The master bedroom suite that Garcia added features high ceilings and windows, a gas fireplace set into built-in wood cabinetry and two sliding doors that open up the bedroom to the bathroom’s sunken tub area. It also has a floor-ceiling set of windows along the backside of the house and interior glass, all of which reach to the 11-foot ceiling, spreading natural light from room to room.

The master suite’s birch floors and black granite countertops tie into the materials Garcia used in the kitchen, and the black and white tiles in the bathroom match those in the first-level bathroom he renovated. Garcia chose to frame his windows in a warm-toned wood — Strauss and Roush used dark metal frames — and he ran a matching wood ledge with recessed lighting around the rooms at the same height as the lower of two sets of windows.

The master bath is almost party-sized. It features a 12-foot-long vanity with two above-counter sink bowls and wood-framed, mirrored medicine cabinets with recessed lights. The towering glass and tile-walled, walk-in shower is framed in stainless steel and has a rain showerhead set 8 feet above the floor, as well as two other showerheads and a built-in bench.

A walk-in closet and dressing area with built-in adjustable racks and clothing rods is accessible from the bathroom and through a mirrored door to the bedroom’s short entry hall.

The sleeping wing — whose cork floors couldn’t be restored and have been carpeted tastefully — has two other bedrooms, all off of a wood-paneled hall that is six steps up from the first level’s full bathroom and two bedrooms, one of which has a door that opens to a small patio in the front of the house.

The twin second-level bedrooms share a Jack-and-Jill bathroom and are divided by a wall whose 6-foot opening originally could be closed off by an accordion-style divider. The compact bedrooms feature built-in drawers, cupboards, closets and matching desks, all standards of Frank Lloyd Wright’s modern homes.

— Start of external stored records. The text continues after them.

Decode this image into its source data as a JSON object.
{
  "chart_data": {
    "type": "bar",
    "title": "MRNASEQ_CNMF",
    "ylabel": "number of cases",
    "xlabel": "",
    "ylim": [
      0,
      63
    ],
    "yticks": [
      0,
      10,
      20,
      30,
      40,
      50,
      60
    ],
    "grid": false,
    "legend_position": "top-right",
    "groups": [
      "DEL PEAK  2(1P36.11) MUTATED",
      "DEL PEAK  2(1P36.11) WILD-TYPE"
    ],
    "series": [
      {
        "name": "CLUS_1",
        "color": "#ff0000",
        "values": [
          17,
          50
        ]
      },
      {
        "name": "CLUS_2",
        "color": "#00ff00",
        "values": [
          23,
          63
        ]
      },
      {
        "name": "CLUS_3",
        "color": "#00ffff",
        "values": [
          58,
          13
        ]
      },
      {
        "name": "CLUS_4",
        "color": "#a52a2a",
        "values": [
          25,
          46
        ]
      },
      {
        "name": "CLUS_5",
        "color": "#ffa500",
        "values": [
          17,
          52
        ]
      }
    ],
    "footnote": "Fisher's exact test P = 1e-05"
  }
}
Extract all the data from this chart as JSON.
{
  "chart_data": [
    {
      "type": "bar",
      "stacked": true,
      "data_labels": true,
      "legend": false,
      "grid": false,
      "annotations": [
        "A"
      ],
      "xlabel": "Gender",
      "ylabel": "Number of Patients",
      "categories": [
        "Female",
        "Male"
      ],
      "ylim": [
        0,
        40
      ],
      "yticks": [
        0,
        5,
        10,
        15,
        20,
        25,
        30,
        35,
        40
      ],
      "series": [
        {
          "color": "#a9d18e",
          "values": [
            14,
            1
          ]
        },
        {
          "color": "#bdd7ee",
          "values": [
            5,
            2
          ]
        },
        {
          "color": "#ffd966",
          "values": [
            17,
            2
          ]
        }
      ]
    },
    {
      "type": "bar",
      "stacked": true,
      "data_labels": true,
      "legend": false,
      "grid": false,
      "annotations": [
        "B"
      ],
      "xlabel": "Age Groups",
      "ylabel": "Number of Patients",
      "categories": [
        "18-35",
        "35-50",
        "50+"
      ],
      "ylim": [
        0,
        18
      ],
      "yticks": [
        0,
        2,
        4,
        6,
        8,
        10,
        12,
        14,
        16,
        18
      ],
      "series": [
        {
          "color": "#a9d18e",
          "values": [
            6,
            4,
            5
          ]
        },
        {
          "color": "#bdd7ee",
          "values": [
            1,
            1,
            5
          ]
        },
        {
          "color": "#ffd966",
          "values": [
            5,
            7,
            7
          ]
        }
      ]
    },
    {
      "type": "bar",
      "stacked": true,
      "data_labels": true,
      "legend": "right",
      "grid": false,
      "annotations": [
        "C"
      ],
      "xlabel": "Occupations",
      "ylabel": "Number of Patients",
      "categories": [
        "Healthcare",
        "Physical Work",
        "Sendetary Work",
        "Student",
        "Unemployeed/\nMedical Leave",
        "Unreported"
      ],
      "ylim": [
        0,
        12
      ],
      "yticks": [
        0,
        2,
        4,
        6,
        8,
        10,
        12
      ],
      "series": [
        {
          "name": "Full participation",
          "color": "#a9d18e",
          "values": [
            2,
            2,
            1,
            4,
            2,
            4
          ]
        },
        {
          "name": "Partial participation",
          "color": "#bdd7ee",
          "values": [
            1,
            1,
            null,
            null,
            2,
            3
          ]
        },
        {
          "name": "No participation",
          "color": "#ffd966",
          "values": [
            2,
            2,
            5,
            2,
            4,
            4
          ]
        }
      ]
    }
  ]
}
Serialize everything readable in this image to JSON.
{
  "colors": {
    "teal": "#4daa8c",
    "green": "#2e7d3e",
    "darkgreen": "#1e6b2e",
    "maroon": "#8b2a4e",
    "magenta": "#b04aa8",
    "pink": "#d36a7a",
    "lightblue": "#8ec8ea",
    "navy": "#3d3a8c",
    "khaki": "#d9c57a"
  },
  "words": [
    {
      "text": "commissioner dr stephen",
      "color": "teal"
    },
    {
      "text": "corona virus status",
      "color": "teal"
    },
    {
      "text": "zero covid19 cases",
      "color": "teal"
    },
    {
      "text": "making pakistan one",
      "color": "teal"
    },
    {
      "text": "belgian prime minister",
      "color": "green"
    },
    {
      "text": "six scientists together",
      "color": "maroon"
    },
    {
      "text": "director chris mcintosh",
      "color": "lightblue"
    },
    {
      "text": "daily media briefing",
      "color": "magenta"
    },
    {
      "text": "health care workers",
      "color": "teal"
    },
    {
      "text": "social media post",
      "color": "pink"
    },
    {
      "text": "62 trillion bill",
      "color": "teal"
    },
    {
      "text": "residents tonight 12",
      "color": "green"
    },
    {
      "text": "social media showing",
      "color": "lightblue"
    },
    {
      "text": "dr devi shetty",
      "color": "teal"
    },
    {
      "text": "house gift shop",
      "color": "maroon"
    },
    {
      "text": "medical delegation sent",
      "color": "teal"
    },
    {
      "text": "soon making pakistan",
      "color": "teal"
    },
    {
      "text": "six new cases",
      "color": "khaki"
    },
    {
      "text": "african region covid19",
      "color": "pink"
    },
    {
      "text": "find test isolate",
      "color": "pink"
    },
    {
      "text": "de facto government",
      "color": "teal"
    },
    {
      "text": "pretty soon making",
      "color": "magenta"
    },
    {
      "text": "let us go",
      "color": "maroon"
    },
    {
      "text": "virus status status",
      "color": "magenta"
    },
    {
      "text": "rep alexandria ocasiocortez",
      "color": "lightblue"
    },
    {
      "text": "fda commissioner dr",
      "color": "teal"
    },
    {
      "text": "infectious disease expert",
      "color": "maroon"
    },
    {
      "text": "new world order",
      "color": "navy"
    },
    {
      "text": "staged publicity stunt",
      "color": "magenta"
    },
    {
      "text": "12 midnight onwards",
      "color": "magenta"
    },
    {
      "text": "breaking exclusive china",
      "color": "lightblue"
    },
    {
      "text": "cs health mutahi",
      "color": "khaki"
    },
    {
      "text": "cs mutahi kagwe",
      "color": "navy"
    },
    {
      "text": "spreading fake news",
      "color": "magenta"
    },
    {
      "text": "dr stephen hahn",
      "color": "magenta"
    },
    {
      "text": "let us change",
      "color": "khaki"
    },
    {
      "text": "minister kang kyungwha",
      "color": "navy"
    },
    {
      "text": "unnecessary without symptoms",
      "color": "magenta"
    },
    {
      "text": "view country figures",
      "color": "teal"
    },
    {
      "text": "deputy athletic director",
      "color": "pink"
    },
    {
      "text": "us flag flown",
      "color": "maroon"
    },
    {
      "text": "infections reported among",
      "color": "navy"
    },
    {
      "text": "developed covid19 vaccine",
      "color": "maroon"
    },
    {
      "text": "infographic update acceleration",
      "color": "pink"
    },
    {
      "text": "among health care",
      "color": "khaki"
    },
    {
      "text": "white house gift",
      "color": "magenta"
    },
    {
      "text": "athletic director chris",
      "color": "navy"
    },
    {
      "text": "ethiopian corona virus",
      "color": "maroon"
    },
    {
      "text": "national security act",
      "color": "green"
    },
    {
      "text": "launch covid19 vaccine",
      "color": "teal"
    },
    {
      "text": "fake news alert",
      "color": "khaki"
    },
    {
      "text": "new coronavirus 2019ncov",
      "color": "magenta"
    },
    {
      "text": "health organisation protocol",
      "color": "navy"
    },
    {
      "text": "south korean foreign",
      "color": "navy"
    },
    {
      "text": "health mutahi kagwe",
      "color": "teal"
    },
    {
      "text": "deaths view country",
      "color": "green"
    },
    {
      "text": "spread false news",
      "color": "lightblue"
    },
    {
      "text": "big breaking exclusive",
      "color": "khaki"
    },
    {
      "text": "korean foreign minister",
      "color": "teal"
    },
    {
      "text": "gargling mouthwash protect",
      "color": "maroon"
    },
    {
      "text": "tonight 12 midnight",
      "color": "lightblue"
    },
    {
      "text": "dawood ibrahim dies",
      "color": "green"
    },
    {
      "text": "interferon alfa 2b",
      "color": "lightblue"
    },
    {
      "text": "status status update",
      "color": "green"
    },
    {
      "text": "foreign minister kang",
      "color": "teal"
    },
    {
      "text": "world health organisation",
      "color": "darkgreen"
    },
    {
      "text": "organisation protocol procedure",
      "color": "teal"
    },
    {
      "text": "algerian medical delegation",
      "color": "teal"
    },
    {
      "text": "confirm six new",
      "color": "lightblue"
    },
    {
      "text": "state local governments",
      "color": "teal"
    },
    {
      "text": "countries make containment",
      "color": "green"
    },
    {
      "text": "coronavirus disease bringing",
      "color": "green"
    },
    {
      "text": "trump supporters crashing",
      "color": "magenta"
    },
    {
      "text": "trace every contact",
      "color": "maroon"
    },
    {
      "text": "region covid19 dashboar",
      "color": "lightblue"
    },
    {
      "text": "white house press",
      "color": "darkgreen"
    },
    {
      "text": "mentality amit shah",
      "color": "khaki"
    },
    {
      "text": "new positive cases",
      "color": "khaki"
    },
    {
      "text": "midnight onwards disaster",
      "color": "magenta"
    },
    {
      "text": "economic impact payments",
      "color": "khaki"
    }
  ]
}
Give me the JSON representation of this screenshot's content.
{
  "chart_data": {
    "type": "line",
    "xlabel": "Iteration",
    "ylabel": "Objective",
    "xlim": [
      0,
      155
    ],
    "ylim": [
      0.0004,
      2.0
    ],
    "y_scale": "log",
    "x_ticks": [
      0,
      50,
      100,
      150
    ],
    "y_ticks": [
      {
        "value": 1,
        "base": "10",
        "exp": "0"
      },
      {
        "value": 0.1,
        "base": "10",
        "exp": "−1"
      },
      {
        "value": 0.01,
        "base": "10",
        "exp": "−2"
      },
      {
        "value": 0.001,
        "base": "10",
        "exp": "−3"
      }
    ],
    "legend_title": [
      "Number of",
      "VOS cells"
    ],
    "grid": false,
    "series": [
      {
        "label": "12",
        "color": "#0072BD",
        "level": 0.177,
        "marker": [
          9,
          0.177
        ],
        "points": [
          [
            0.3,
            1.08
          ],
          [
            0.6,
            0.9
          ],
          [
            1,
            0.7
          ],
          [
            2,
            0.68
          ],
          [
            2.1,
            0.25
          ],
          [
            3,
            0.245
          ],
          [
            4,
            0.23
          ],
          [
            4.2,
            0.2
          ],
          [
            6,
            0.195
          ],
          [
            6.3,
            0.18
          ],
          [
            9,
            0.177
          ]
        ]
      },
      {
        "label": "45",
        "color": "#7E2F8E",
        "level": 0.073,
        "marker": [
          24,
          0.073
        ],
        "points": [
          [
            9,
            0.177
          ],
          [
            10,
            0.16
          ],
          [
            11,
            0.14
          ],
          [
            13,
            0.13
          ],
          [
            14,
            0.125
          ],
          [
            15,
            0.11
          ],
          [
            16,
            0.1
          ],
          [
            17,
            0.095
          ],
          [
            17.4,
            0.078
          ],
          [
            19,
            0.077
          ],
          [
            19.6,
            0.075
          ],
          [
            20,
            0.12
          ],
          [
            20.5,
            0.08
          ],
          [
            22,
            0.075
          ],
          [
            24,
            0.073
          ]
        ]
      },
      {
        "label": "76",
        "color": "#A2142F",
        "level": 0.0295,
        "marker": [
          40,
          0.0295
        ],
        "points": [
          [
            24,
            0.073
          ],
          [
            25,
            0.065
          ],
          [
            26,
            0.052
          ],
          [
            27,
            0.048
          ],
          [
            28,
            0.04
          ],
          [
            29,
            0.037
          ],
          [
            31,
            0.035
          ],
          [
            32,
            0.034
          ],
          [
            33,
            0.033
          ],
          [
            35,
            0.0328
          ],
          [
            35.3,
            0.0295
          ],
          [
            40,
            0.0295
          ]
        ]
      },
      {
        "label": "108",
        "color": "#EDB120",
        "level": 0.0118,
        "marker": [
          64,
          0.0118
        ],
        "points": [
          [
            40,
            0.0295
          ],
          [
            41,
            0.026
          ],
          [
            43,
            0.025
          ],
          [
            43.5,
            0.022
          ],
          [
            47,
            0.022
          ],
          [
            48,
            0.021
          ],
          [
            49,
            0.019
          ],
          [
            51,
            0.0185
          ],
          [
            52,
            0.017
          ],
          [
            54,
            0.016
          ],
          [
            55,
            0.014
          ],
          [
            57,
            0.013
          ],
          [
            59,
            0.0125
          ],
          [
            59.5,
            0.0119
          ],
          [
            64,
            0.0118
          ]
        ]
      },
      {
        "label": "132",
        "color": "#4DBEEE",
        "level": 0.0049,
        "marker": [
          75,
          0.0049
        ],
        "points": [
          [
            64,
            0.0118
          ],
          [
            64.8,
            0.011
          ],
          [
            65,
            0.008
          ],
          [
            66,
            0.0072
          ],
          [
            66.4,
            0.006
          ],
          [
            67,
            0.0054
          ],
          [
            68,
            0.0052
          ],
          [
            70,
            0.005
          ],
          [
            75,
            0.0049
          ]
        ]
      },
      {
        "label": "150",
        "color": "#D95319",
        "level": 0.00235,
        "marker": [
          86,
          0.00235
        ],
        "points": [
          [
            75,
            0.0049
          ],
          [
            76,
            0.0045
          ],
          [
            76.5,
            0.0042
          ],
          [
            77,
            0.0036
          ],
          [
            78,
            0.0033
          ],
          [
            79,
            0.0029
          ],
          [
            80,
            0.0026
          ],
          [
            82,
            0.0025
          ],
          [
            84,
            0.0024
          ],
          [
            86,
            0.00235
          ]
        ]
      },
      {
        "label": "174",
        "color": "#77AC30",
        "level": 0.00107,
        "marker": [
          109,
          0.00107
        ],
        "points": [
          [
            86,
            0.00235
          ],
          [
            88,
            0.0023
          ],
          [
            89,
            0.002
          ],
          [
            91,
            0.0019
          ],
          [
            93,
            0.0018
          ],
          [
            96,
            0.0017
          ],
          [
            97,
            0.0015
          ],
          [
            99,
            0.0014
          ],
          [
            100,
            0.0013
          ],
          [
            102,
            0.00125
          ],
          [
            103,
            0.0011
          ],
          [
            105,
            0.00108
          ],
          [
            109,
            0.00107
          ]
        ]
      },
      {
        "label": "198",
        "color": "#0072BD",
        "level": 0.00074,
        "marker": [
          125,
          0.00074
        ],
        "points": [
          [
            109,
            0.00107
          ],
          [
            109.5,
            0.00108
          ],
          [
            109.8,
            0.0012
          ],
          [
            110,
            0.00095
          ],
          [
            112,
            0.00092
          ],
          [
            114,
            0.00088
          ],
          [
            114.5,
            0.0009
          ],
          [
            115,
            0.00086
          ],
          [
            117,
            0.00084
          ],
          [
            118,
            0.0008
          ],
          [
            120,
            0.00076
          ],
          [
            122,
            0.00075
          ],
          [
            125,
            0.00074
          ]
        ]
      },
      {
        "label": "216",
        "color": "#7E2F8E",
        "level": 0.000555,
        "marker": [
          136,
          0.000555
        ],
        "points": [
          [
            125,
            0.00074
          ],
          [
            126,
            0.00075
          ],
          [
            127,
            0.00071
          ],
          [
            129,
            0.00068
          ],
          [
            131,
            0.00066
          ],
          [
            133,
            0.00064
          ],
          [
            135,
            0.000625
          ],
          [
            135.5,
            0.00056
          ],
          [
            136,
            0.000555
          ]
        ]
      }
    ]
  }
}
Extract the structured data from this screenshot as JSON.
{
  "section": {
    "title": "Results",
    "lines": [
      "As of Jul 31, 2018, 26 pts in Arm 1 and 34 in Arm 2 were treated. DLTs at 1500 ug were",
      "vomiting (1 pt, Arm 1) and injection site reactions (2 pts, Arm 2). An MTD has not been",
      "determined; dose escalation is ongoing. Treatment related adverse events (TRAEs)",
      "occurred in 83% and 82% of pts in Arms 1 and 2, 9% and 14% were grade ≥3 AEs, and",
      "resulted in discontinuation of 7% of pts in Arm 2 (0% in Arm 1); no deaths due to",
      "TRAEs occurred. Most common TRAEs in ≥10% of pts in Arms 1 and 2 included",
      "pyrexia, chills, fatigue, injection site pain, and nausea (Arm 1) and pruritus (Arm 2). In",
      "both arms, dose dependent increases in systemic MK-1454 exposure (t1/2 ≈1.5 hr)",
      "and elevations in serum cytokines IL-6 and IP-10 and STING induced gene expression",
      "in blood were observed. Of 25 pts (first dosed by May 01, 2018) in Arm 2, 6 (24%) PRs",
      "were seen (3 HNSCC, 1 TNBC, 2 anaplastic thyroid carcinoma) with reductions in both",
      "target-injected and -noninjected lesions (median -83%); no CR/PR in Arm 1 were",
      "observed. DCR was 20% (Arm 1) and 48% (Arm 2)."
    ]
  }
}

A large carpeted family room is located down a flight of stairs on the same level as the house’s two-car garage. It includes a wine cellar, a wet bar and a walkout to steps that lead to both the back and front yards.

About Carl Strauss

Native Cincinnatian Carl A. Strauss (1912-2002) built his first house in 1937 — a fairly traditional home for his mother in Hyde Park. He is considered by many to be the dean of Cincinnati’s Modernist architects and was a world traveler.

Strauss, often with Ray Roush, designed dozens of treasured homes in Cincinnati and helped mentor future important architects such as Michael Graves, who interned at Carl A. Strauss & Architects through the University of Cincinnati co-op program.

A graduate of Williams College and the Harvard Graduate School of Design, Strauss had four children with his wife, Eleanor, including former Cincinnati Vice Mayor Peter Strauss.

Strauss was known for working well with nature — he hated cutting down trees — as well as with his clients to create simple layouts that met their specific needs.

Wrote architectural historian Walter Langsam in the “Biographical Dictionary of Cincinnati Architects:”

“One of Cincinnati’s finest and most prolific post-war Modernist architects, whose Modernism is always tempered by extreme sensitivity to site, natural and artificial materials, and an understanding of his clients’ lifestyles.”